A Geometric Analysis of Sign-Magnitude Asymmetry in a ReLU + RMSNorm Block under Ternary Quantization

Pre-norm Transformers with RMSNorm tolerate ternary {-1,0,+1} weight quantization with surprisingly small loss (Ma et al., 2024). We give a geometric explanation via sign-magnitude decomposition of weight perturbations. In a two-layer ReLU + RMSNorm model with i.i.d. Gaussian weights, sign-flips produce $π/(π-2) \approx 2.75$ times more transverse output energy than sign-preserving magnitude perturbations of equal Frobenius norm, as the flip rate $p \to 0$ (Theorem 3). The mechanism: ReLU creates a hidden-space directional asymmetry between the two perturbation types, which RMSNorm's transverse-projection Fréchet derivative selectively exposes.

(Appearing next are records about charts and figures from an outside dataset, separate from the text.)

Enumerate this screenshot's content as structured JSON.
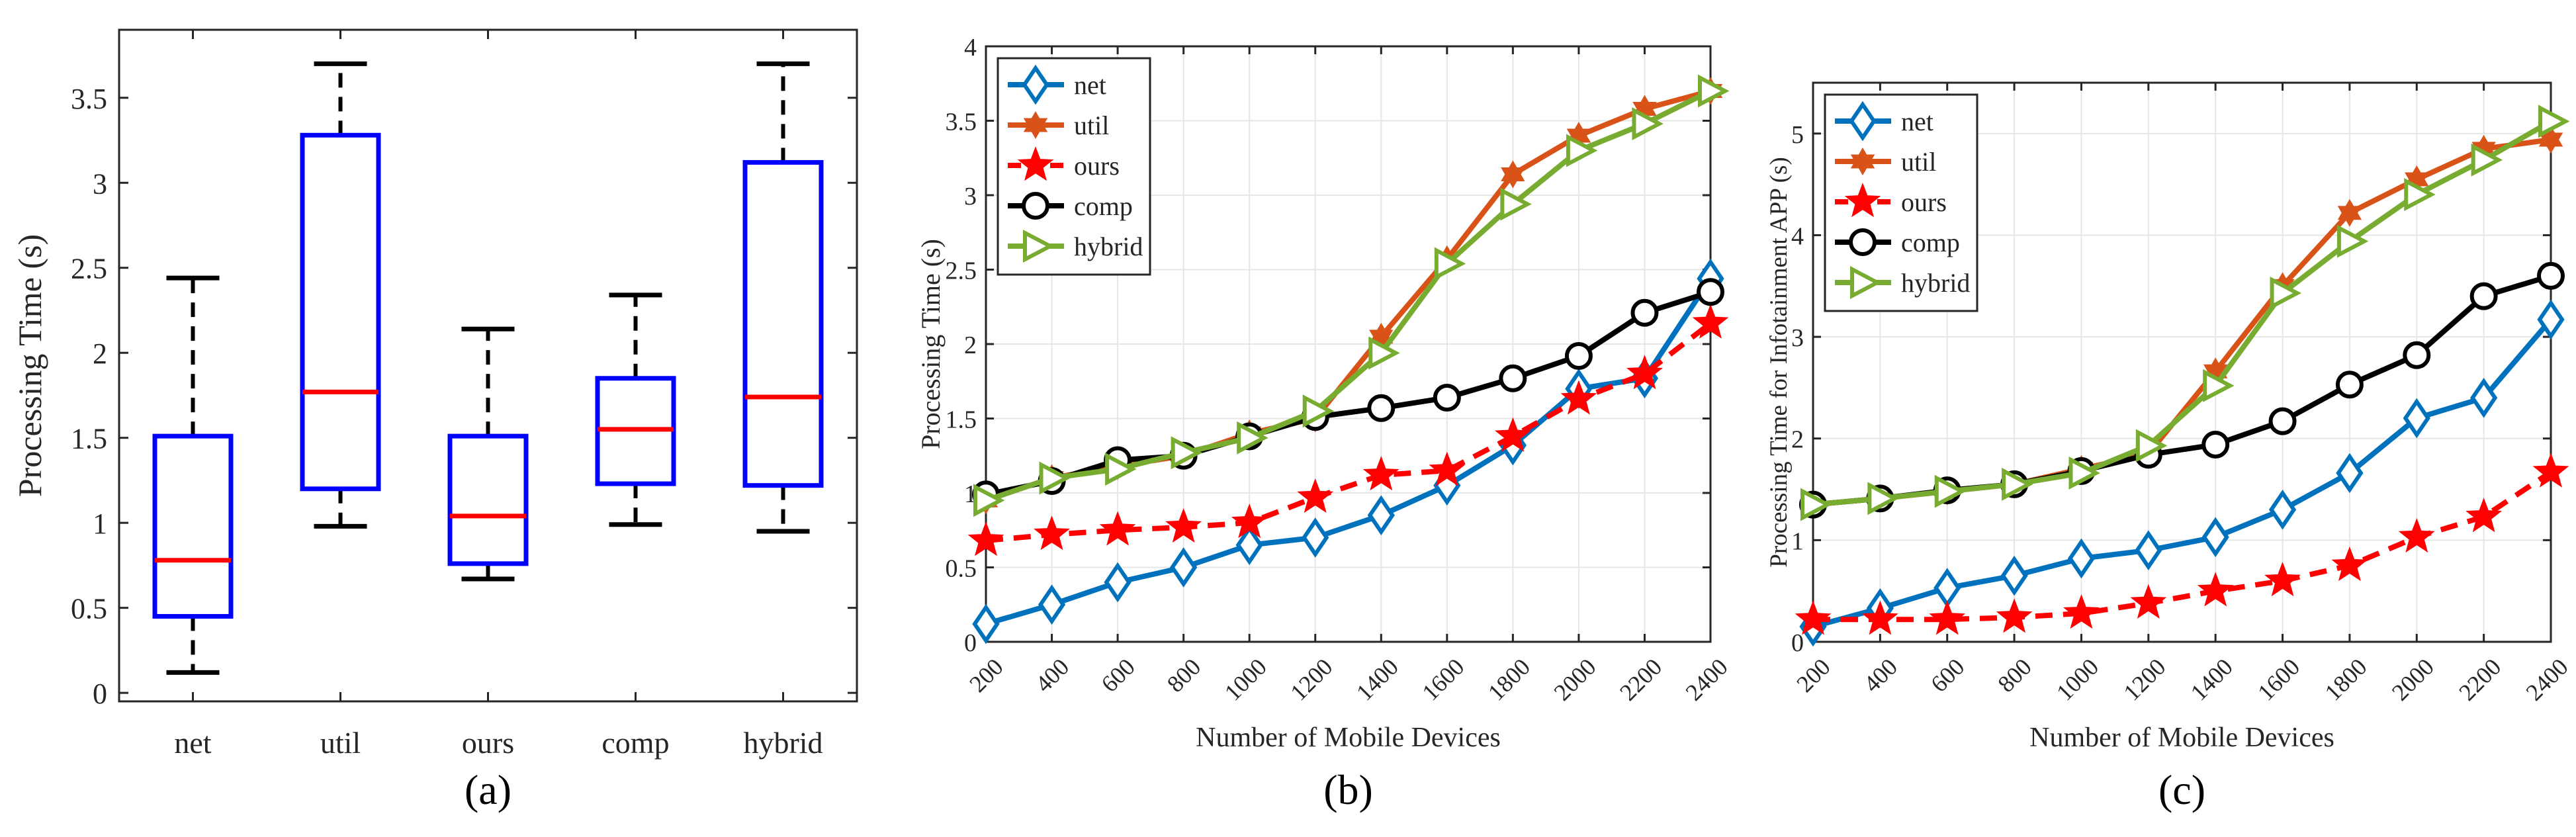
{
  "chart_data": [
    {
      "type": "box",
      "caption": "(a)",
      "ylabel": "Processing Time (s)",
      "xlabel": "",
      "ylim": [
        -0.05,
        3.9
      ],
      "yticks": [
        0,
        0.5,
        1,
        1.5,
        2,
        2.5,
        3,
        3.5
      ],
      "ytick_labels": [
        "0",
        "0.5",
        "1",
        "1.5",
        "2",
        "2.5",
        "3",
        "3.5"
      ],
      "grid": false,
      "categories": [
        "net",
        "util",
        "ours",
        "comp",
        "hybrid"
      ],
      "boxes": [
        {
          "min": 0.12,
          "q1": 0.45,
          "median": 0.78,
          "q3": 1.51,
          "max": 2.44
        },
        {
          "min": 0.98,
          "q1": 1.2,
          "median": 1.77,
          "q3": 3.28,
          "max": 3.7
        },
        {
          "min": 0.67,
          "q1": 0.76,
          "median": 1.04,
          "q3": 1.51,
          "max": 2.14
        },
        {
          "min": 0.99,
          "q1": 1.23,
          "median": 1.55,
          "q3": 1.85,
          "max": 2.34
        },
        {
          "min": 0.95,
          "q1": 1.22,
          "median": 1.74,
          "q3": 3.12,
          "max": 3.7
        }
      ],
      "colors": {
        "box": "#0000ff",
        "median": "#ff0000",
        "whisker": "#000000"
      }
    },
    {
      "type": "line",
      "caption": "(b)",
      "ylabel": "Processing Time (s)",
      "xlabel": "Number of Mobile Devices",
      "ylim": [
        0,
        4
      ],
      "yticks": [
        0,
        0.5,
        1,
        1.5,
        2,
        2.5,
        3,
        3.5,
        4
      ],
      "ytick_labels": [
        "0",
        "0.5",
        "1",
        "1.5",
        "2",
        "2.5",
        "3",
        "3.5",
        "4"
      ],
      "grid": true,
      "legend": "top-left",
      "x": [
        200,
        400,
        600,
        800,
        1000,
        1200,
        1400,
        1600,
        1800,
        2000,
        2200,
        2400
      ],
      "series": [
        {
          "name": "net",
          "color": "#0072bd",
          "marker": "diamond",
          "dash": "solid",
          "values": [
            0.12,
            0.25,
            0.4,
            0.5,
            0.65,
            0.7,
            0.85,
            1.05,
            1.32,
            1.7,
            1.77,
            2.44
          ]
        },
        {
          "name": "util",
          "color": "#d95319",
          "marker": "hexagram",
          "dash": "solid",
          "values": [
            0.95,
            1.1,
            1.18,
            1.25,
            1.4,
            1.5,
            2.05,
            2.57,
            3.14,
            3.4,
            3.58,
            3.7
          ]
        },
        {
          "name": "ours",
          "color": "#ff0000",
          "marker": "pentagram",
          "dash": "dashed",
          "values": [
            0.68,
            0.72,
            0.75,
            0.77,
            0.8,
            0.97,
            1.12,
            1.15,
            1.38,
            1.63,
            1.8,
            2.14
          ]
        },
        {
          "name": "comp",
          "color": "#000000",
          "marker": "circle",
          "dash": "solid",
          "values": [
            0.99,
            1.08,
            1.22,
            1.25,
            1.38,
            1.51,
            1.57,
            1.64,
            1.77,
            1.92,
            2.21,
            2.35
          ]
        },
        {
          "name": "hybrid",
          "color": "#77ac30",
          "marker": "triangle-right",
          "dash": "solid",
          "values": [
            0.95,
            1.1,
            1.16,
            1.27,
            1.37,
            1.55,
            1.94,
            2.54,
            2.94,
            3.3,
            3.48,
            3.7
          ]
        }
      ]
    },
    {
      "type": "line",
      "caption": "(c)",
      "ylabel": "Processing Time for Infotainment APP (s)",
      "xlabel": "Number of Mobile Devices",
      "ylim": [
        0,
        5.5
      ],
      "yticks": [
        0,
        1,
        2,
        3,
        4,
        5
      ],
      "ytick_labels": [
        "0",
        "1",
        "2",
        "3",
        "4",
        "5"
      ],
      "grid": true,
      "legend": "top-left",
      "x": [
        200,
        400,
        600,
        800,
        1000,
        1200,
        1400,
        1600,
        1800,
        2000,
        2200,
        2400
      ],
      "series": [
        {
          "name": "net",
          "color": "#0072bd",
          "marker": "diamond",
          "dash": "solid",
          "values": [
            0.15,
            0.33,
            0.53,
            0.65,
            0.82,
            0.9,
            1.03,
            1.3,
            1.66,
            2.2,
            2.4,
            3.17
          ]
        },
        {
          "name": "util",
          "color": "#d95319",
          "marker": "hexagram",
          "dash": "solid",
          "values": [
            1.35,
            1.41,
            1.48,
            1.55,
            1.7,
            1.85,
            2.66,
            3.5,
            4.22,
            4.55,
            4.85,
            4.94
          ]
        },
        {
          "name": "ours",
          "color": "#ff0000",
          "marker": "pentagram",
          "dash": "dashed",
          "values": [
            0.22,
            0.22,
            0.22,
            0.24,
            0.28,
            0.38,
            0.5,
            0.6,
            0.75,
            1.03,
            1.23,
            1.67
          ]
        },
        {
          "name": "comp",
          "color": "#000000",
          "marker": "circle",
          "dash": "solid",
          "values": [
            1.35,
            1.41,
            1.49,
            1.55,
            1.68,
            1.84,
            1.94,
            2.17,
            2.53,
            2.82,
            3.4,
            3.6
          ]
        },
        {
          "name": "hybrid",
          "color": "#77ac30",
          "marker": "triangle-right",
          "dash": "solid",
          "values": [
            1.35,
            1.41,
            1.48,
            1.55,
            1.66,
            1.93,
            2.52,
            3.43,
            3.94,
            4.4,
            4.74,
            5.12
          ]
        }
      ]
    }
  ]
}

Sign-quantization error is itself a sign-preserving perturbation with angular alignment $\cos^2 \to 2/π$ (Theorem 4); its post-ReLU radial fraction ($0.365$) matches the pre-ReLU value $1-2/π$ within $0.4\%$, so ReLU is approximately transparent to ternary error. Multi-layer compounding of the $2.75\times$ factor is not experimentally supported; the gap to real-model sign sensitivity arises from outlier features violating delocalization. For an input dimension with amplitude $α$, a single sign-flip produces post-ReLU energy amplified by $R \approx nα^2$ relative to a delocalized entry. On TinyLlama-1.1B, at linear response ($p \leq 0.5\%$), count-matched NLL leverage stabilizes at $\sim 10\times \approx n\mathbb{E}[α^2]$, matching the per-entry theory; the all-column NLL ratio of $5.0\times$ falls within $R_{\mathrm{col}} \leq 19$ ($67\times$ PPL gap reflects metric nonlinearity). Measured outlier $α$ at layer 12 (median $0.024$, max $0.26$) confirms heavy-tailed concentration. The Bussgang constant $2/π$, RMSNorm geometry, and ReLU half-space structure together explain sign-magnitude asymmetry in pre-norm models, with $R \propto nα^2$ accounting for real-model deviations.